[with apologies to the Muppet Movie]
The piano player looked up to see the bar's lone patron still staring mournfully into his drink. If there was one thing he hated it was watching a frog down in the dumps and ruining a perfectly good grasshopper.
"Let me guess," said Rowlf in a gruff voice. "Women troubles, right?"
Kermit sighed. "Does it show?"
He barked a laugh. "Listen. When you've been tickling the ivories as long as I have, you see a lot of heartache and broken dreams."
"Why's that?"
Rowlf shrugged. "Guess it's the kind of thing bar flies attract." His paws ran down the length of the yellowed keys, coaxing out a surprisingly pleasant melody. "So. What happened?"
"She just walked out on me."
"Yeah? Ain't that like a woman? Typical! That's why I live alone. Stay away from women, that's my motto."

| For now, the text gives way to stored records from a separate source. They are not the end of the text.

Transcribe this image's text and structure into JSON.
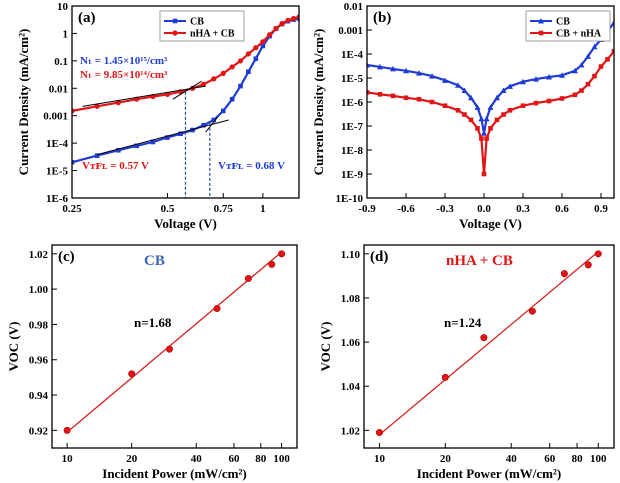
{
  "colors": {
    "cb": "#1f3bd6",
    "nha": "#e01515",
    "fit": "#d62020",
    "dash": "#1f4fb3",
    "cbTitle": "#3a66b5"
  },
  "chart_data": [
    {
      "id": "a",
      "panel_label": "(a)",
      "type": "line",
      "xscale": "log",
      "yscale": "log",
      "xlabel": "Voltage (V)",
      "ylabel": "Current Density (mA/cm²)",
      "xlim": [
        0.25,
        1.3
      ],
      "ylim": [
        1e-06,
        10
      ],
      "xticks": [
        {
          "v": 0.25,
          "label": "0.25"
        },
        {
          "v": 0.5,
          "label": "0.5"
        },
        {
          "v": 0.75,
          "label": "0.75"
        },
        {
          "v": 1,
          "label": "1"
        }
      ],
      "yticks": [
        {
          "v": 1e-06,
          "label": "1E-6"
        },
        {
          "v": 1e-05,
          "label": "1E-5"
        },
        {
          "v": 0.0001,
          "label": "1E-4"
        },
        {
          "v": 0.001,
          "label": "0.001"
        },
        {
          "v": 0.01,
          "label": "0.01"
        },
        {
          "v": 0.1,
          "label": "0.1"
        },
        {
          "v": 1,
          "label": "1"
        },
        {
          "v": 10,
          "label": "10"
        }
      ],
      "legend": {
        "position": "top-center",
        "entries": [
          "CB",
          "nHA + CB"
        ]
      },
      "series": [
        {
          "name": "CB",
          "color": "cb",
          "marker": "square",
          "x": [
            0.25,
            0.3,
            0.35,
            0.4,
            0.45,
            0.5,
            0.55,
            0.6,
            0.65,
            0.7,
            0.75,
            0.8,
            0.85,
            0.9,
            0.95,
            1.0,
            1.05,
            1.1,
            1.15,
            1.2,
            1.25,
            1.3
          ],
          "y": [
            2e-05,
            3.5e-05,
            5.5e-05,
            8e-05,
            0.00011,
            0.00016,
            0.00022,
            0.0003,
            0.00045,
            0.0007,
            0.0015,
            0.004,
            0.012,
            0.04,
            0.12,
            0.35,
            0.8,
            1.5,
            2.2,
            2.8,
            3.2,
            3.5
          ]
        },
        {
          "name": "nHA + CB",
          "color": "nha",
          "marker": "circle",
          "x": [
            0.25,
            0.3,
            0.35,
            0.4,
            0.45,
            0.5,
            0.55,
            0.6,
            0.65,
            0.7,
            0.75,
            0.8,
            0.85,
            0.9,
            0.95,
            1.0,
            1.05,
            1.1,
            1.15,
            1.2,
            1.25,
            1.3
          ],
          "y": [
            0.0015,
            0.0022,
            0.003,
            0.004,
            0.005,
            0.006,
            0.0075,
            0.01,
            0.014,
            0.022,
            0.035,
            0.06,
            0.1,
            0.18,
            0.3,
            0.5,
            0.9,
            1.5,
            2.3,
            3.0,
            3.5,
            4.0
          ]
        }
      ],
      "annotations": [
        {
          "text": "Nₜ = 1.45×10¹⁵/cm³",
          "color": "cb"
        },
        {
          "text": "Nₜ = 9.85×10¹⁴/cm³",
          "color": "nha"
        },
        {
          "text": "Vᴛꜰʟ = 0.57 V",
          "color": "nha"
        },
        {
          "text": "Vᴛꜰʟ = 0.68 V",
          "color": "cb"
        }
      ],
      "vtfl_lines": [
        0.57,
        0.68
      ]
    },
    {
      "id": "b",
      "panel_label": "(b)",
      "type": "line",
      "xscale": "linear",
      "yscale": "log",
      "xlabel": "Voltage (V)",
      "ylabel": "Current Density (mA/cm²)",
      "xlim": [
        -0.9,
        1.0
      ],
      "ylim": [
        1e-10,
        0.01
      ],
      "xticks": [
        {
          "v": -0.9,
          "label": "-0.9"
        },
        {
          "v": -0.6,
          "label": "-0.6"
        },
        {
          "v": -0.3,
          "label": "-0.3"
        },
        {
          "v": 0.0,
          "label": "0.0"
        },
        {
          "v": 0.3,
          "label": "0.3"
        },
        {
          "v": 0.6,
          "label": "0.6"
        },
        {
          "v": 0.9,
          "label": "0.9"
        }
      ],
      "yticks": [
        {
          "v": 1e-10,
          "label": "1E-10"
        },
        {
          "v": 1e-09,
          "label": "1E-9"
        },
        {
          "v": 1e-08,
          "label": "1E-8"
        },
        {
          "v": 1e-07,
          "label": "1E-7"
        },
        {
          "v": 1e-06,
          "label": "1E-6"
        },
        {
          "v": 1e-05,
          "label": "1E-5"
        },
        {
          "v": 0.0001,
          "label": "1E-4"
        },
        {
          "v": 0.001,
          "label": "0.001"
        },
        {
          "v": 0.01,
          "label": "0.01"
        }
      ],
      "legend": {
        "position": "top-right",
        "entries": [
          "CB",
          "CB + nHA"
        ]
      },
      "series": [
        {
          "name": "CB",
          "color": "cb",
          "marker": "triangle",
          "x": [
            -0.9,
            -0.8,
            -0.7,
            -0.6,
            -0.5,
            -0.4,
            -0.3,
            -0.2,
            -0.15,
            -0.1,
            -0.05,
            -0.02,
            0.0,
            0.02,
            0.05,
            0.1,
            0.15,
            0.2,
            0.3,
            0.4,
            0.5,
            0.6,
            0.7,
            0.75,
            0.8,
            0.85,
            0.9,
            0.95,
            1.0
          ],
          "y": [
            3.5e-05,
            2.9e-05,
            2.4e-05,
            2e-05,
            1.6e-05,
            1.2e-05,
            8e-06,
            5e-06,
            3e-06,
            1.5e-06,
            6e-07,
            2e-07,
            5e-08,
            2e-07,
            6e-07,
            1.5e-06,
            3e-06,
            4.5e-06,
            7e-06,
            9e-06,
            1.1e-05,
            1.3e-05,
            2e-05,
            3.5e-05,
            8e-05,
            0.0002,
            0.0004,
            0.0009,
            0.002
          ]
        },
        {
          "name": "CB + nHA",
          "color": "nha",
          "marker": "square",
          "x": [
            -0.9,
            -0.8,
            -0.7,
            -0.6,
            -0.5,
            -0.4,
            -0.3,
            -0.2,
            -0.15,
            -0.1,
            -0.05,
            -0.02,
            0.0,
            0.02,
            0.05,
            0.1,
            0.15,
            0.2,
            0.3,
            0.4,
            0.5,
            0.6,
            0.7,
            0.75,
            0.8,
            0.85,
            0.9,
            0.95,
            1.0
          ],
          "y": [
            2.5e-06,
            2.1e-06,
            1.8e-06,
            1.5e-06,
            1.3e-06,
            1e-06,
            7e-07,
            4.5e-07,
            3e-07,
            1.8e-07,
            8e-08,
            3e-08,
            1e-09,
            3e-08,
            8e-08,
            1.8e-07,
            3e-07,
            4.5e-07,
            7e-07,
            9e-07,
            1.1e-06,
            1.4e-06,
            2e-06,
            3e-06,
            5.5e-06,
            1.2e-05,
            3e-05,
            6e-05,
            0.00013
          ]
        }
      ]
    },
    {
      "id": "c",
      "panel_label": "(c)",
      "title": "CB",
      "title_color": "cbTitle",
      "type": "scatter",
      "xscale": "log",
      "yscale": "linear",
      "xlabel": "Incident Power (mW/cm²)",
      "ylabel": "VOC (V)",
      "xlim": [
        8.5,
        118
      ],
      "ylim": [
        0.91,
        1.025
      ],
      "xticks": [
        {
          "v": 10,
          "label": "10"
        },
        {
          "v": 20,
          "label": "20"
        },
        {
          "v": 40,
          "label": "40"
        },
        {
          "v": 60,
          "label": "60"
        },
        {
          "v": 80,
          "label": "80"
        },
        {
          "v": 100,
          "label": "100"
        }
      ],
      "yticks": [
        {
          "v": 0.92,
          "label": "0.92"
        },
        {
          "v": 0.94,
          "label": "0.94"
        },
        {
          "v": 0.96,
          "label": "0.96"
        },
        {
          "v": 0.98,
          "label": "0.98"
        },
        {
          "v": 1.0,
          "label": "1.00"
        },
        {
          "v": 1.02,
          "label": "1.02"
        }
      ],
      "ideality": "n=1.68",
      "x": [
        10,
        20,
        30,
        50,
        70,
        90,
        100
      ],
      "y": [
        0.92,
        0.952,
        0.966,
        0.989,
        1.006,
        1.014,
        1.02
      ],
      "fit": [
        [
          10,
          0.919
        ],
        [
          100,
          1.021
        ]
      ]
    },
    {
      "id": "d",
      "panel_label": "(d)",
      "title": "nHA + CB",
      "title_color": "nha",
      "type": "scatter",
      "xscale": "log",
      "yscale": "linear",
      "xlabel": "Incident Power (mW/cm²)",
      "ylabel": "VOC (V)",
      "xlim": [
        8.5,
        118
      ],
      "ylim": [
        1.012,
        1.104
      ],
      "xticks": [
        {
          "v": 10,
          "label": "10"
        },
        {
          "v": 20,
          "label": "20"
        },
        {
          "v": 40,
          "label": "40"
        },
        {
          "v": 60,
          "label": "60"
        },
        {
          "v": 80,
          "label": "80"
        },
        {
          "v": 100,
          "label": "100"
        }
      ],
      "yticks": [
        {
          "v": 1.02,
          "label": "1.02"
        },
        {
          "v": 1.04,
          "label": "1.04"
        },
        {
          "v": 1.06,
          "label": "1.06"
        },
        {
          "v": 1.08,
          "label": "1.08"
        },
        {
          "v": 1.1,
          "label": "1.10"
        }
      ],
      "ideality": "n=1.24",
      "x": [
        10,
        20,
        30,
        50,
        70,
        90,
        100
      ],
      "y": [
        1.019,
        1.044,
        1.062,
        1.074,
        1.091,
        1.095,
        1.1
      ],
      "fit": [
        [
          10,
          1.018
        ],
        [
          100,
          1.101
        ]
      ]
    }
  ]
}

"That sounds pretty simple," agreed Kermit with a mournful nod. "Except, I can't. She's in my blood. I know I should just move on but I can't seem to get her out of my head."
"Wrong body part."
"Excuse me?"
"It's not your head you should be worrying about," advised Rowlf. "It's that little green heart of yours. If you're not careful, she'll just stomp it flat. That's what some women do best, ya know. Love 'em and leave 'em. Kinda what your lady friend did to you." He switched the melody to something a bit livelier. "Maybe it's time for you to hop over to another lily pad, if you get my meaning."
"I think I do. But . . ." Kermit gave a nervous swallow before croaking out, "What if I love her?"
Rowlf shook his shaggy head, heaved a heavy sigh, and said, "Then I think you're screwed."